The 2-O-triisopropylsilyloxymethyl protecting group (TOM, Figure 5) is a simple modification of the widely used 2′-O-tert-butyldimethylsilyl (TBDMS/TBS) group and therefore is compatible with the currently established RNA synthesis chemistries.
The spacer between the 2′-position of the nucleoside and the silyl group overcomes the problem of steric hindrance encountered during the phosphoramidite coupling step of TBS-based RNA synthesis. The TOM protecting group is stable to the conditions required to remove the protecting groups from the heterocyclic bases and phosphodiesters (10 M methylamine in ethanol/water (1:1)). The TOM group is cleaved using 1 M TBAF in THF, without any degradation of the RNA oligonucleotide, and is stable to both basic and weakly acidic conditions. Importantly, the acetal group prevents 2′- to 3′-silyl migration in the nucleoside, which can occur with TBS protection, leading (after phosphitylation) to isomeric RNA monomers (Figure 1). Using the TOM protecting strategy, high coupling yields are achieved, in shorter reaction times, facilitating the synthesis of long RNA molecules.

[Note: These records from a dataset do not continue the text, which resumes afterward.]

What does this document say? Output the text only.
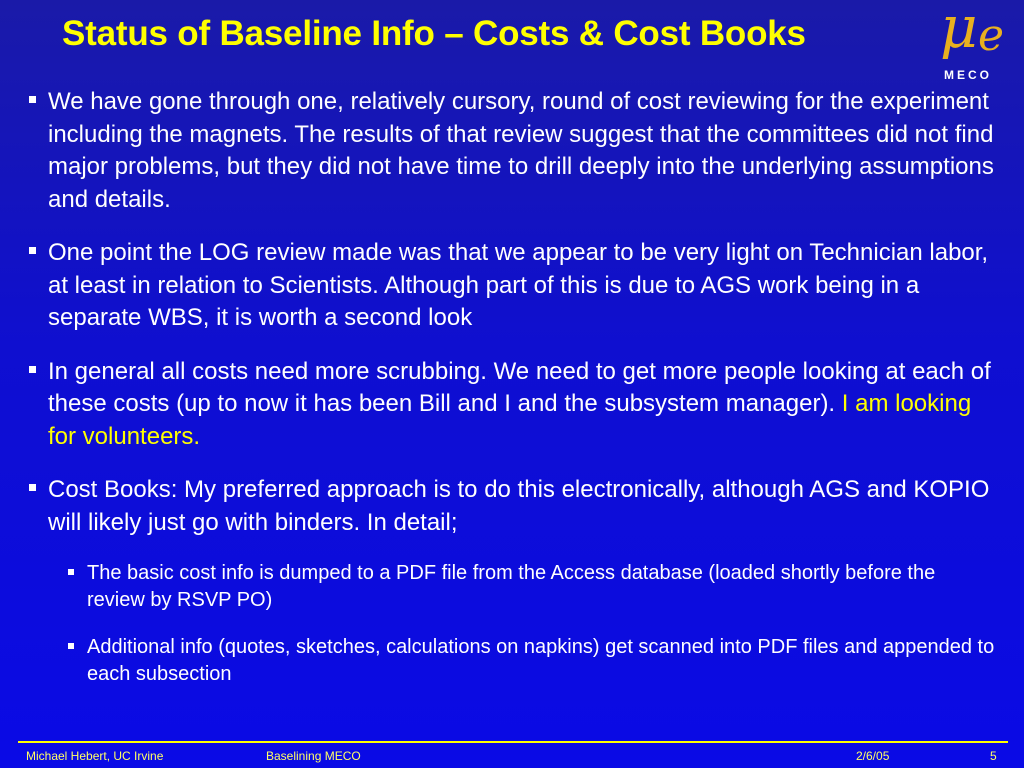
Status of Baseline Info – Costs & Cost Books μ e
MECO
We have gone through one, relatively cursory, round of cost reviewing for the experiment including the magnets. The results of that review suggest that the committees did not find major problems, but they did not have time to drill deeply into the underlying assumptions and details.
One point the LOG review made was that we appear to be very light on Technician labor, at least in relation to Scientists. Although part of this is due to AGS work being in a separate WBS, it is worth a second look
In general all costs need more scrubbing. We need to get more people looking at each of these costs (up to now it has been Bill and I and the subsystem manager). I am looking for volunteers.
Cost Books: My preferred approach is to do this electronically, although AGS and KOPIO will likely just go with binders. In detail;
The basic cost info is dumped to a PDF file from the Access database (loaded shortly before the review by RSVP PO)
Additional info (quotes, sketches, calculations on napkins) get scanned into PDF files and appended to each subsection
Michael Hebert, UC Irvine	Baselining MECO	2/6/05	5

By changing the 5′-O-DMT protecting group to a silyl ether, the 2′-bis(2-acetoxyethoxy)methyl (ACE) orthoester group has been used to protect the 2′-OH of RNA monomers (Figure 6). The 5′-O-silyl ether can be removed with fluoride under neutral conditions that are compatible with the acid-labile 2′-O-ACE group. The ACE esters are stable to the conditions of oligonucleotide synthesis but are deacylated during the base deprotection step, resulting in a 2′-bis(2-hydroxyethoxy)methyl orthoester, which can be removed using weakly acidic conditions (pH 3, 10 min, 55 °C). This method also produces very high coupling yields with short reaction times. A major advantage is that the RNA can be purified with the 2′-protecting group attached. The 2-ACE-protected RNA is resistant to RNase degradation, and so can be stored for extended periods and deprotected prior to use.
The use of 2′-thiomorpholine-4-carbothioate (TC) protecting groups (Figure 7), which can be removed in the same conditions used in the deprotection of the nucleobase protecting groups, allows the one-step deprotection of all protecting groups. This is in contrast to the other methods described here, all of which require separate deprotection steps for the 2′-OH protecting groups and nucleobase protecting groups.
A solution of anhydrous ethylenediamine in toluene is used for this global deprotection of TC and base protecting groups (Figure 8).